Climbing out of the car, I stomped back into the motel room, my sense of urgency renewed. There wasn’t any more time to waste and we’d spent enough of it holed up here. We needed to go.

I expected Misely to be glaring at me when I entered, full of her own rage at my deliberate dismissal of her comfort. Instead, my stomach bottomed out when I walked in to find her staring at me. Her eyes were wide and glassy, her cheeks pink like she’d been struggling not to cry. “ Please ,” she whimpered. “I really need to pee.”

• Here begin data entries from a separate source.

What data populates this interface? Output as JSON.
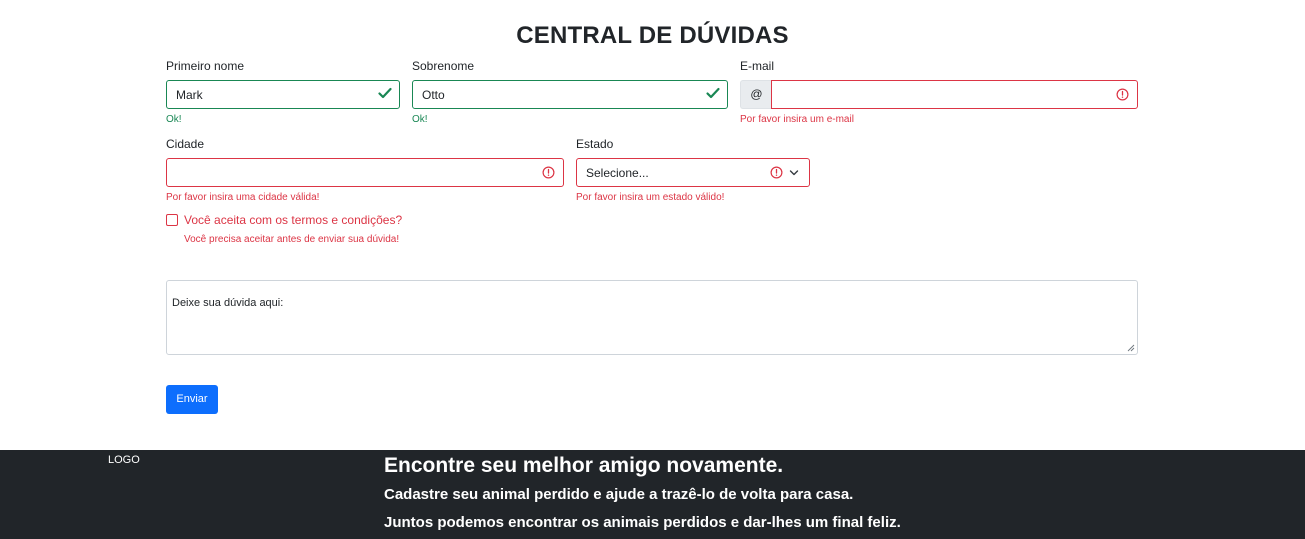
{
  "page": {
    "title": "CENTRAL DE DÚVIDAS"
  },
  "form": {
    "first_name": {
      "label": "Primeiro nome",
      "value": "Mark",
      "feedback": "Ok!",
      "state": "valid"
    },
    "last_name": {
      "label": "Sobrenome",
      "value": "Otto",
      "feedback": "Ok!",
      "state": "valid"
    },
    "email": {
      "label": "E-mail",
      "prefix": "@",
      "value": "",
      "feedback": "Por favor insira um e-mail",
      "state": "invalid"
    },
    "city": {
      "label": "Cidade",
      "value": "",
      "feedback": "Por favor insira uma cidade válida!",
      "state": "invalid"
    },
    "state": {
      "label": "Estado",
      "selected": "Selecione...",
      "feedback": "Por favor insira um estado válido!",
      "state": "invalid"
    },
    "terms": {
      "label": "Você aceita com os termos e condições?",
      "checked": false,
      "feedback": "Você precisa aceitar antes de enviar sua dúvida!"
    },
    "question": {
      "placeholder": "Deixe sua dúvida aqui:"
    },
    "submit_label": "Enviar"
  },
  "footer": {
    "logo": "LOGO",
    "heading": "Encontre seu melhor amigo novamente.",
    "line1": "Cadastre seu animal perdido e ajude a trazê-lo de volta para casa.",
    "line2": "Juntos podemos encontrar os animais perdidos e dar-lhes um final feliz."
  },
  "colors": {
    "valid": "#198754",
    "invalid": "#dc3545",
    "primary": "#0d6efd",
    "footer_bg": "#212529"
  },
  "icons": [
    "check-icon",
    "exclamation-circle-icon",
    "chevron-down-icon",
    "resize-grip-icon"
  ]
}
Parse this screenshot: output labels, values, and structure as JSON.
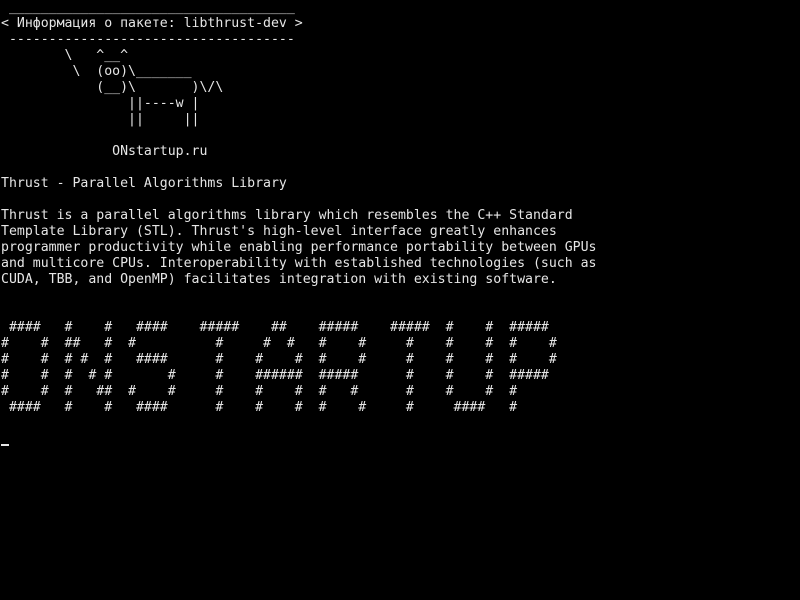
{
  "colors": {
    "background": "#000000",
    "foreground": "#e6e6e6"
  },
  "cowsay": {
    "top_border": " ____________________________________",
    "message": "< Информация о пакете: libthrust-dev >",
    "bottom_border": " ------------------------------------",
    "cow": [
      "        \\   ^__^",
      "         \\  (oo)\\_______",
      "            (__)\\       )\\/\\",
      "                ||----w |",
      "                ||     ||"
    ]
  },
  "site": "              ONstartup.ru",
  "package": {
    "title": "Thrust - Parallel Algorithms Library",
    "description": [
      "Thrust is a parallel algorithms library which resembles the C++ Standard",
      "Template Library (STL). Thrust's high-level interface greatly enhances",
      "programmer productivity while enabling performance portability between GPUs",
      "and multicore CPUs. Interoperability with established technologies (such as",
      "CUDA, TBB, and OpenMP) facilitates integration with existing software."
    ]
  },
  "banner": [
    " ####   #    #   ####    #####    ##    #####    #####  #    #  #####",
    "#    #  ##   #  #          #     #  #   #    #     #    #    #  #    #",
    "#    #  # #  #   ####      #    #    #  #    #     #    #    #  #    #",
    "#    #  #  # #       #     #    ######  #####      #    #    #  #####",
    "#    #  #   ##  #    #     #    #    #  #   #      #    #    #  #",
    " ####   #    #   ####      #    #    #  #    #     #     ####   #"
  ]
}
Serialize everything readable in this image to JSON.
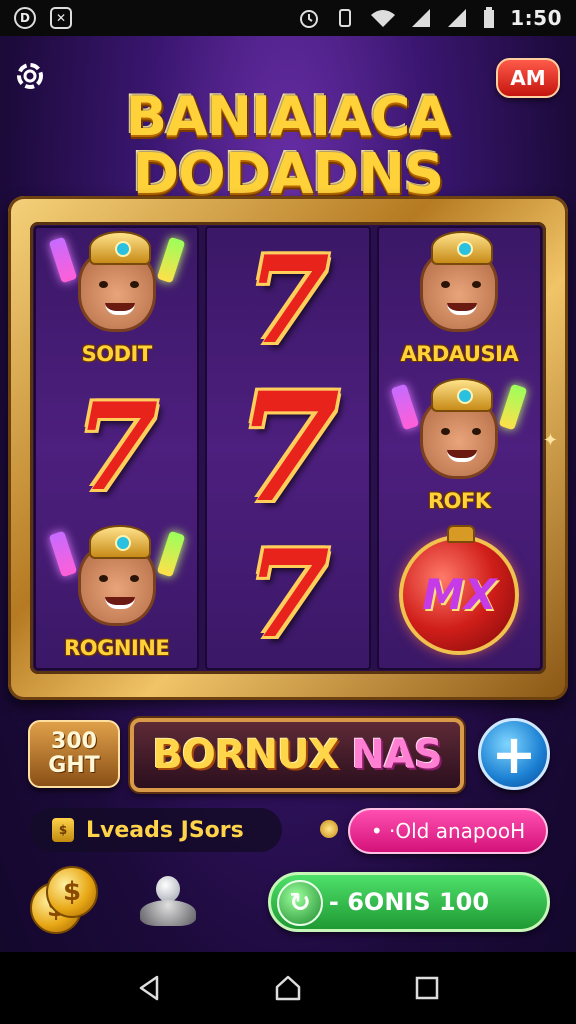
{
  "status_bar": {
    "time": "1:50",
    "left_icons": [
      "d-icon",
      "image-icon"
    ],
    "right_icons": [
      "alarm-icon",
      "vibrate-icon",
      "wifi-icon",
      "signal-icon",
      "signal-icon-2",
      "battery-icon"
    ]
  },
  "header": {
    "title_line1": "BANIAIACA",
    "title_line2": "DODADNS",
    "am_button": "AM"
  },
  "reels": [
    [
      {
        "type": "character",
        "label": "SODIT"
      },
      {
        "type": "seven",
        "label": "7"
      },
      {
        "type": "character",
        "label": "ROGNINE"
      }
    ],
    [
      {
        "type": "seven",
        "label": "7"
      },
      {
        "type": "seven",
        "label": "7"
      },
      {
        "type": "seven",
        "label": "7"
      }
    ],
    [
      {
        "type": "character",
        "label": "ARDAUSIA"
      },
      {
        "type": "character",
        "label": "ROFK"
      },
      {
        "type": "bomb",
        "label": "MX"
      }
    ]
  ],
  "controls": {
    "bet_value": "300",
    "bet_label": "GHT",
    "bonus_text_gold": "BORNUX",
    "bonus_text_pink": "NAS",
    "plus_label": "+",
    "levels_text": "Lveads JSors",
    "pink_pill_text": "• ·Old anapooH",
    "green_button_text": "- 6ONIS 100"
  },
  "colors": {
    "background": "#3a1670",
    "gold": "#ffd23a",
    "seven_red": "#e8231b",
    "frame_gold": "#d8a040",
    "green_button": "#2fbf4a",
    "pink_pill": "#ff3fa4",
    "plus_blue": "#1b7fd2"
  }
}
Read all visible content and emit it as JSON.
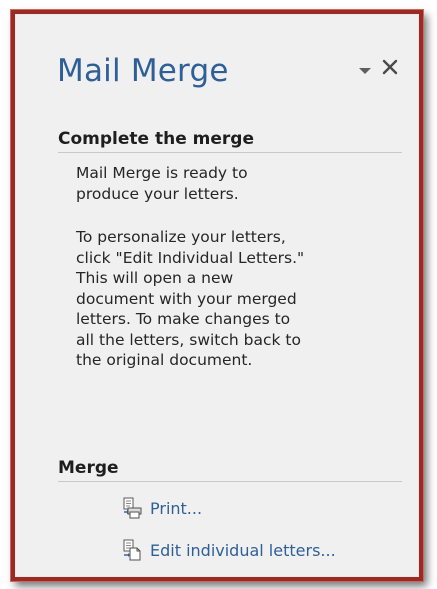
{
  "pane": {
    "title": "Mail Merge"
  },
  "complete_section": {
    "heading": "Complete the merge",
    "ready_text_line1": "Mail Merge is ready to",
    "ready_text_line2": "produce your letters.",
    "instructions_lines": [
      "To personalize your letters,",
      "click \"Edit Individual Letters.\"",
      "This will open a new",
      "document with your merged",
      "letters. To make changes to",
      "all the letters, switch back to",
      "the original document."
    ]
  },
  "merge_section": {
    "heading": "Merge",
    "actions": [
      {
        "label": "Print...",
        "icon": "print-icon"
      },
      {
        "label": "Edit individual letters...",
        "icon": "edit-letters-icon"
      }
    ]
  },
  "colors": {
    "title": "#2e5f97",
    "link": "#2e5f97",
    "frame_border": "#9a2a23",
    "pane_background": "#f0f0f0"
  }
}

Instinct made me want to apologize. Years of my mother badgering me about using manners when dealing with girls, indoctrinated into my mind. I swallowed, guilt heavy in my core and an apology on the tip of my tongue. I forced myself to remember the part I had to play and why. My mother wasn’t here anymore, but Kyle was. And if I wanted to keep him away from my own kid, then sentimental bullshit wasn’t going to do me any good.

Without a word, I uncuffed the girl, watching the way she gingerly touched the red stripes around her wrist before darting off to the bathroom and slamming the door shut.